Making its European debut at the Finborough Theatre, Jordan Seavey’s 2016 play is an examination of the ideological conflicts that underpin modern relationships between gay men. Following the history of its two main characters (The Writer and The Academic) between 2006 and 2011 in New York, the play is a product of its time and location.
Woven through the confrontations that line their relationship are the topics of racism, drug use, monogamy et al. The discussions are often had in direct opposition to heteronormative constructs of America on the brink of marriage equality.
Approaching the subject from clashing world views, The Writer (Harry McEntire) embodies the black & white passion of a suppressed community over-asserting themselves in compensation for years lost to silence, whilst The Academic (Tyrone Huntley) laments on the grey intersectionality that does not allow every gay man equal privileges to do so.

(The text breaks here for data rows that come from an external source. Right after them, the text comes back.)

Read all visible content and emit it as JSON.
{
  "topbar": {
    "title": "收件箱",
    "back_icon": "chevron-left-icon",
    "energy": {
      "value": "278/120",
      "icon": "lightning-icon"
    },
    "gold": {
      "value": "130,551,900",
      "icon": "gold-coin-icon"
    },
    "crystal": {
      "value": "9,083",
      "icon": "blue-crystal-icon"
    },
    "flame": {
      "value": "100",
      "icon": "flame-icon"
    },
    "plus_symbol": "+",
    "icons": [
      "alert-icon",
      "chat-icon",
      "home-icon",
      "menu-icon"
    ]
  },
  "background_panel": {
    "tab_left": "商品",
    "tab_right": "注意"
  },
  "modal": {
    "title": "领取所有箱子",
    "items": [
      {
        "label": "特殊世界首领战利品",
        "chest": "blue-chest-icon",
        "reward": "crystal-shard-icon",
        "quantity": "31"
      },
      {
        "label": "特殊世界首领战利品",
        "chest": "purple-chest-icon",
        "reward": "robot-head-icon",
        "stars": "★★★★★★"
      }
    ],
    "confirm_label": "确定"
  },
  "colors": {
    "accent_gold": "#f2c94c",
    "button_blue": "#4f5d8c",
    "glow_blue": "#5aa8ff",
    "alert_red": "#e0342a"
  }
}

Seeping with the scent of LUSH bath bombs (which sit in a tiered display against a single wall), the audience is placed in the round, facing the sand-covered floor. In the corner of the raised platform at the centre, sits a red record player.
Homos, or everyone in America continually challenges and questions – both its characters and the environment they inhabit; though rarely are those questions answered. Seavey’s play seeks to only offer a place for the audience to choose their own position vis-à-vis the arguments offered. Of which there are many.

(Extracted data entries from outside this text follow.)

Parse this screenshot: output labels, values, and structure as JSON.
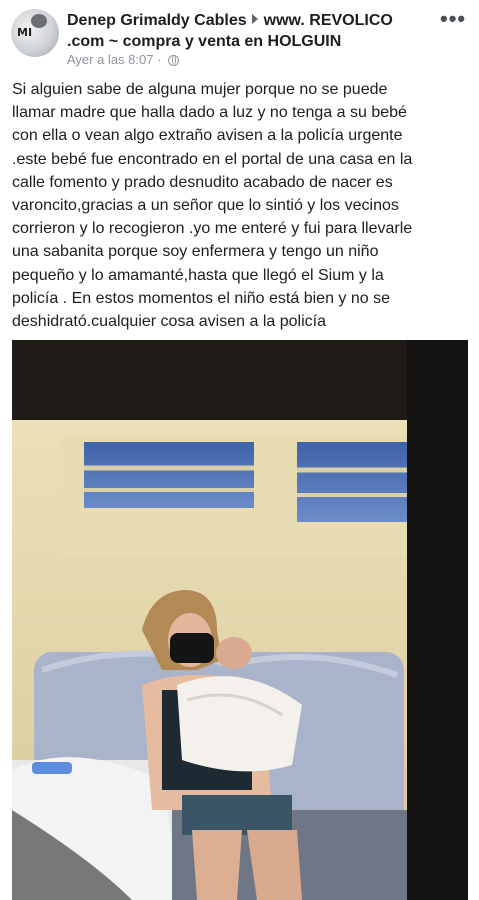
{
  "post": {
    "author": "Denep Grimaldy Cables",
    "group": "www. REVOLICO .com ~ compra y venta en HOLGUIN",
    "timestamp": "Ayer a las 8:07",
    "separator": "·",
    "more_label": "•••",
    "avatar_text": "MI",
    "text_lines": [
      "Si alguien sabe de alguna mujer porque no se puede",
      "llamar madre que halla dado a luz y no tenga a su bebé",
      "con ella o vean algo extraño avisen a la policía urgente",
      ".este bebé fue encontrado en el portal de una casa en la",
      "calle fomento y prado desnudito acabado de nacer es",
      "varoncito,gracias a un señor que lo sintió y los vecinos",
      "corrieron y lo recogieron .yo me enteré y fui para llevarle",
      "una sabanita porque soy enfermera y tengo un niño",
      "pequeño y lo amamanté,hasta que llegó el Sium y la",
      "policía . En estos momentos el niño está bien y no se",
      "deshidrató.cualquier cosa avisen a la policía"
    ]
  },
  "icons": [
    "globe-icon",
    "more-options-icon",
    "caret-right-icon"
  ]
}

The tirade of conflict soon becomes burdensome. Oddly staged, there is a frustrating lack of intimacy between Huntley and McEntire. Resulting from staging choices of imparting unnecessary distance between the characters and the indifference towards their environment. Beyond assumptions and barely visible metaphors, the sand is never truly used or accounted for.
In tandem with Huntley and McEntire’s unnecessarily heightened delivery, the circles of attention they are holding extend way past the minuteness of the space. Sections that call for tenderness and quiet seem insincere, leading to an overall lack in depth of tone.

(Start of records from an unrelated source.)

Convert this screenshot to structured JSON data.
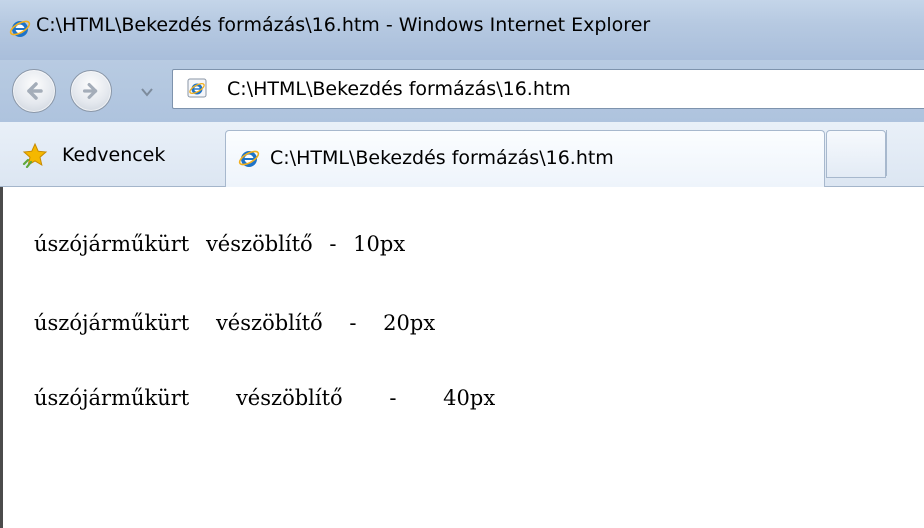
{
  "window": {
    "title": "C:\\HTML\\Bekezdés formázás\\16.htm - Windows Internet Explorer"
  },
  "address_bar": {
    "url": "C:\\HTML\\Bekezdés formázás\\16.htm"
  },
  "favorites": {
    "label": "Kedvencek"
  },
  "tabs": [
    {
      "label": "C:\\HTML\\Bekezdés formázás\\16.htm",
      "active": true
    }
  ],
  "icons": {
    "browser": "ie-icon",
    "back": "back-arrow-icon",
    "forward": "forward-arrow-icon",
    "history": "chevron-down-icon",
    "favorites": "star-icon"
  },
  "content": {
    "lines": [
      {
        "w1": "úszójárműkürt",
        "w2": "vészöblítő",
        "w3": "-",
        "w4": "10px"
      },
      {
        "w1": "úszójárműkürt",
        "w2": "vészöblítő",
        "w3": "-",
        "w4": "20px"
      },
      {
        "w1": "úszójárműkürt",
        "w2": "vészöblítő",
        "w3": "-",
        "w4": "40px"
      }
    ]
  },
  "colors": {
    "chrome": "#b6c9e1",
    "tab_bar": "#e2eaf4",
    "ie_blue": "#1e73c8",
    "ie_ring": "#f2b01e",
    "star": "#f5b800"
  }
}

Without a firm belief in the truthfulness of their relationship, it is difficult to care about the outcome when it begins to undergo its many tests. Even the revelation in the last section of the play fails to hold the gravity it deserves, when the emotional foundation of its characters is unstable and restraint of their actors yielding.
Amongst this, there are moments of genuine connection between Huntley and McEntire: from the subtle shifts of gaze that gently study the face before them; to the way they hold their body in the periphery of the other. Using this familiar language, they establish their intentions without uttering a word. It is these threads that support the production from buckling under itself.
Non-linear, the plot shifts and repeats, each time edified by new context. This allows Seavey’s writing to gain a consistent pacing. Sadly, Josh Seymour’s direction does very little to respond to this structure creatively. Repetitive transitions of rewinding movement lacked sharpness or adequate support from the lighting.
This lack of clarity and focus leads to an overall blandness. Leaving the cast unsupported, with inconsistent musical underscoring and confused lighting, the voice of the production becomes distorted. The through line remains obscured, and the play is not allowed to move beyond that of a relationship drama.
A moment in which both characters storm out of the room is perhaps the productions most striking. Their discordance lingers in the silence, and the audience is left to weigh the fragments. The play leaves little room for the audience to breathe and sit with what has been put before them.